IHJ, I see tons of positives in your interaction with your H! I think it's great!
Quote: J: I am not okay with that. After you reject me, I really feel awful and I feel the caring thing to do is for you to make it up to me the next day.
Nothing was finalized, and we went to sleep. The next day, he calls me and says, " Let's find the time tonight to have some fun..I think you know what I mean."
So we did, in fact, ML last nite...it was very intimate, and I said to him that I feel close to him. He says back, "You don't have to have sex to feel close to me." I let that comment go, and we did experience a certain closeness, and afterwards he said that it really did feel so nice.

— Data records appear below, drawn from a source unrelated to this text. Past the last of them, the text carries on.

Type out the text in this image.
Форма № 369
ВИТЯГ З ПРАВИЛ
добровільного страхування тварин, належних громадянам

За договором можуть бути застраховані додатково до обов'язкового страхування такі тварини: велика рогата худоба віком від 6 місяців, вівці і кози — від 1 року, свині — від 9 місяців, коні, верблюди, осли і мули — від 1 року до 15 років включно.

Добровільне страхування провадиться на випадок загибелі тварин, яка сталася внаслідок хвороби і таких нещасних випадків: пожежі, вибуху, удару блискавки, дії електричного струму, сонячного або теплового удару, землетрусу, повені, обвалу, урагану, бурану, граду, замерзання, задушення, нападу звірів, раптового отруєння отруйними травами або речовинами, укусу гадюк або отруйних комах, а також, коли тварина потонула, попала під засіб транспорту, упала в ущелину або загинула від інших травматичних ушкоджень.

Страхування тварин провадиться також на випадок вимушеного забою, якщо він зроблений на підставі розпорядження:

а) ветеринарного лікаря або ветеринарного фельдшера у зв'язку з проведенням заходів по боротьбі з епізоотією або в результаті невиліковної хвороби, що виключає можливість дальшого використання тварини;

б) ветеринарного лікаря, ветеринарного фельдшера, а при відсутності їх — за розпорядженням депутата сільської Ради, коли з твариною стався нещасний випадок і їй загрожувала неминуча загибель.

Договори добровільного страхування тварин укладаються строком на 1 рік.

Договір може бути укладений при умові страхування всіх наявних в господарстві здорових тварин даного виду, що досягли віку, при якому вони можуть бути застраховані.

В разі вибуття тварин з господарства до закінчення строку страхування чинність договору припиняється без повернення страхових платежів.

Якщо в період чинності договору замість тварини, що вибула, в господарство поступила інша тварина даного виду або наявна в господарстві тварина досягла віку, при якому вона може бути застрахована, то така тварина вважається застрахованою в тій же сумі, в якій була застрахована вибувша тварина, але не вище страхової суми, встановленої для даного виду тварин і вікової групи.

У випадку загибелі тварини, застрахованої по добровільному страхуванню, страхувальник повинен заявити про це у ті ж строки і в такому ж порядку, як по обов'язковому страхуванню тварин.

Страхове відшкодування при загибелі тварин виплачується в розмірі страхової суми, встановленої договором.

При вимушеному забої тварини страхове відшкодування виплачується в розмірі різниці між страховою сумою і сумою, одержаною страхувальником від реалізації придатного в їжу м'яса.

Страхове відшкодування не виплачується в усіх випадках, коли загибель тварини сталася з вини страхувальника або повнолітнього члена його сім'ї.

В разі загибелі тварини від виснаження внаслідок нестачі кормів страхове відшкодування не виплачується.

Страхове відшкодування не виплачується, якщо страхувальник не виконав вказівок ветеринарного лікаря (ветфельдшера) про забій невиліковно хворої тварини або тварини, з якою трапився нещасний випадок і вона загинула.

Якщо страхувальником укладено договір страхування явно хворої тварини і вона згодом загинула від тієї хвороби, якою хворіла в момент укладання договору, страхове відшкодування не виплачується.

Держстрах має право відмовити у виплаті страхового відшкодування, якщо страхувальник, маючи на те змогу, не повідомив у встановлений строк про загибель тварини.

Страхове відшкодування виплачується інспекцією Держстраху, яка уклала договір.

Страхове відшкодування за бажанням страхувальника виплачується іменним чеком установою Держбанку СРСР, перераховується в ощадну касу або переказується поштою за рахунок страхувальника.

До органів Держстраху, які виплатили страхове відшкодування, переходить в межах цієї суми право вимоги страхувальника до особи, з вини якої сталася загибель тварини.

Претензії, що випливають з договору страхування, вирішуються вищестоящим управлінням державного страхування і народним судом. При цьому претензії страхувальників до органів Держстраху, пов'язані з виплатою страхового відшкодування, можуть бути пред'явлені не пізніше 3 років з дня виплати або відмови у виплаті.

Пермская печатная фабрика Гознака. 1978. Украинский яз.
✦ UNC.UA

He heard you. He responded.
Quote: He doesn't equate ML with closeness. He doesn't view sex as just a way to relax from the stresses of life.
Don't focus so much on whether he sees sex the same way you do. It IS controlling to try to insist someone experience something the same way you do. Focus on the fact that he heard what you said about your feelings and he came through for you. I'm afraid that if you ignore or diminish the significance of this, you're going hurt your goals in the long run.
Finally, he's also telling you something that he may like to see from you.
Quote: He says back, "You don't have to have sex to feel close to me." I let that comment go, and we did experience a certain closeness
Perhaps he needs you to expand your own ways of feeling close to him. Sex is and may always be your favorite and the easiest for you. That's fine. If it seems like it is the only way and saying no to you is going to send you into a state, then he's going to experience pressure.
The way an "LD" spouse can move most quickly to addressing their spouse's needs is to be willing to acknowledge that sex for some people generates feelings of closeness rather than sex resulting from a sense of closeness. For the "HD" person, they can work on expanding their repetoire (sp?) for feeling close, start consciously looking for other times and ways that lead to connection and not diminishing their significance because they aren't SEX.